Similar compression patterns have recently appeared across ETH charts, where tightening ranges preceded sharp moves once key levels cracked.
ETH Triangle: $2,015 Resistance and $1,965 Support Define the Range
The structure is well-defined. Two levels matter right now:
Resistance near $2,015 - multiple attempts to push higher have been capped here
Support rising toward $1,965 - buyers have consistently stepped in at this level
Price is now trading near the apex, meaning the range is almost fully exhausted. At this stage, continuation inside the triangle becomes unsustainable - and a breakout becomes more probable with every candle. ETH has also failed to print a higher high since the initial drop, which keeps bullish momentum in check despite the consolidation.
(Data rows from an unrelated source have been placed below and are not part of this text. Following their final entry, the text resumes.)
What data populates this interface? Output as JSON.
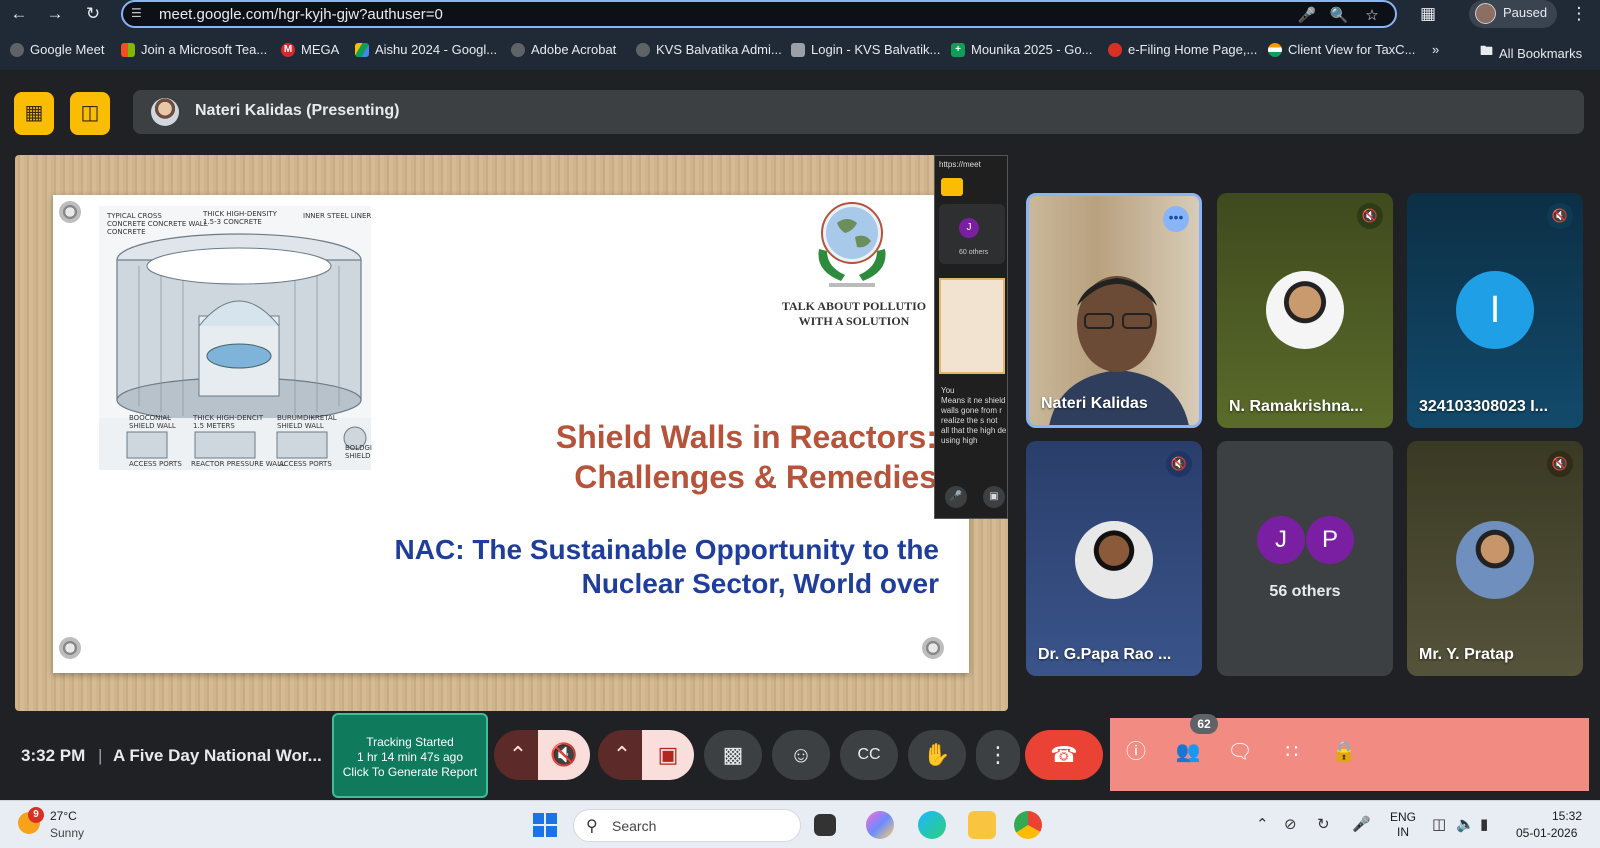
{
  "browser": {
    "url": "meet.google.com/hgr-kyjh-gjw?authuser=0",
    "profile_label": "Paused",
    "bookmarks": [
      {
        "label": "Google Meet",
        "color": "#e8eaed"
      },
      {
        "label": "Join a Microsoft Tea...",
        "color": "#f25022"
      },
      {
        "label": "MEGA",
        "color": "#d9272e"
      },
      {
        "label": "Aishu 2024 - Googl...",
        "color": "#0f9d58"
      },
      {
        "label": "Adobe Acrobat",
        "color": "#e8eaed"
      },
      {
        "label": "KVS Balvatika Admi...",
        "color": "#e8eaed"
      },
      {
        "label": "Login - KVS Balvatik...",
        "color": "#9aa0a6"
      },
      {
        "label": "Mounika 2025 - Go...",
        "color": "#0f9d58"
      },
      {
        "label": "e-Filing Home Page,...",
        "color": "#d93025"
      },
      {
        "label": "Client View for TaxC...",
        "color": "#f29900"
      }
    ],
    "more_bookmarks": "»",
    "all_bookmarks": "All Bookmarks"
  },
  "meet": {
    "presenter_label": "Nateri Kalidas (Presenting)",
    "slide": {
      "diagram_labels": {
        "typical": "TYPICAL CROSS\nCONCRETE CONCRETE WALL\nCONCRETE",
        "thick": "THICK HIGH-DENSITY\n1.5-3 CONCRETE",
        "inner": "INNER STEEL LINER",
        "bottom1": "BOOCONIAL\nSHIELD WALL",
        "bottom2": "THICK HIGH-DENCIT\n1.5 METERS",
        "bottom3": "BURUMDIKRETAL\nSHIELD WALL",
        "bottom4": "BOLDGI\nSHIELD",
        "foot1": "ACCESS PORTS",
        "foot2": "REACTOR PRESSURE WALL",
        "foot3": "ACCESS PORTS"
      },
      "emblem_caption_line1": "TALK ABOUT POLLUTIO",
      "emblem_caption_line2": "WITH A SOLUTION",
      "title_line1": "Shield Walls in Reactors:",
      "title_line2": "Challenges & Remedies",
      "subtitle_line1": "NAC: The Sustainable Opportunity to the",
      "subtitle_line2": "Nuclear Sector, World over"
    },
    "mini_window": {
      "url": "https://meet",
      "others": "60 others",
      "chat_sender": "You",
      "chat_text": "Means it ne shield walls gone from r realize the s not all that the high de using high"
    },
    "participants": [
      {
        "name": "Nateri Kalidas",
        "state": "speaking"
      },
      {
        "name": "N. Ramakrishna...",
        "state": "muted"
      },
      {
        "name": "324103308023 I...",
        "initial": "I",
        "state": "muted"
      },
      {
        "name": "Dr. G.Papa Rao ...",
        "state": "muted"
      },
      {
        "name": "56 others",
        "initials": [
          "J",
          "P"
        ]
      },
      {
        "name": "Mr. Y. Pratap",
        "state": "muted"
      }
    ],
    "time": "3:32 PM",
    "separator": "|",
    "meeting_title": "A Five Day National Wor...",
    "tracking": {
      "line1": "Tracking Started",
      "line2": "1 hr 14 min 47s ago",
      "line3": "Click To Generate Report"
    },
    "people_count": "62"
  },
  "taskbar": {
    "weather_temp": "27°C",
    "weather_desc": "Sunny",
    "weather_badge": "9",
    "search_placeholder": "Search",
    "lang_line1": "ENG",
    "lang_line2": "IN",
    "clock_time": "15:32",
    "clock_date": "05-01-2026"
  }
}
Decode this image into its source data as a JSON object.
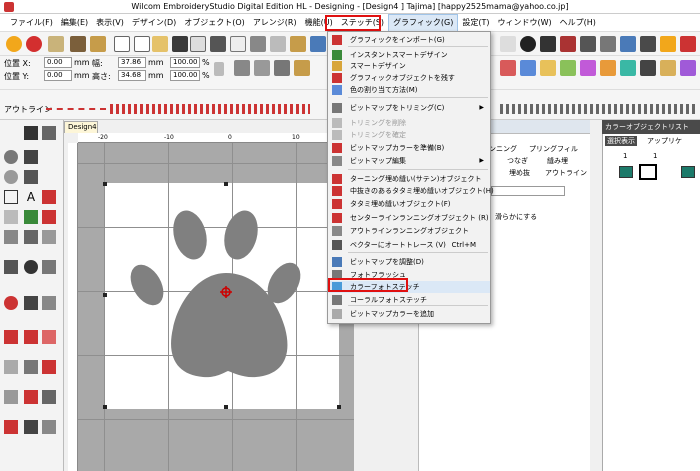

What Ethereum’s Triangle Structure Signals for the Next Move
The behavior inside this triangle reflects indecision rather than strength. Buyers are absorbing dips without the conviction to break resistance. Sellers, meanwhile, are no longer pushing aggressively lower - suggesting exhaustion on both sides.
This type of structure often acts as a continuation pattern within a broader trend. Given that the prior move was bearish, the risk of a downside resolution stays elevated unless $2,015 is decisively cleared.
As recent technical coverage of ETH noted, the market is waiting, not trending - until a clean break defines direction.
The Break That Will Define Short-Term Direction
The next move won’t be subtle. A breakout above $2,015 would invalidate the sequence of lower highs and open the door to a short-term recovery. A breakdown below $1,965 would confirm the prior bearish move is continuing - and likely trigger an acceleration to the downside.
Recent Ichimoku analysis also flags breakdown risk building near the $2,000 zone, adding technical weight to the lower boundary of this triangle.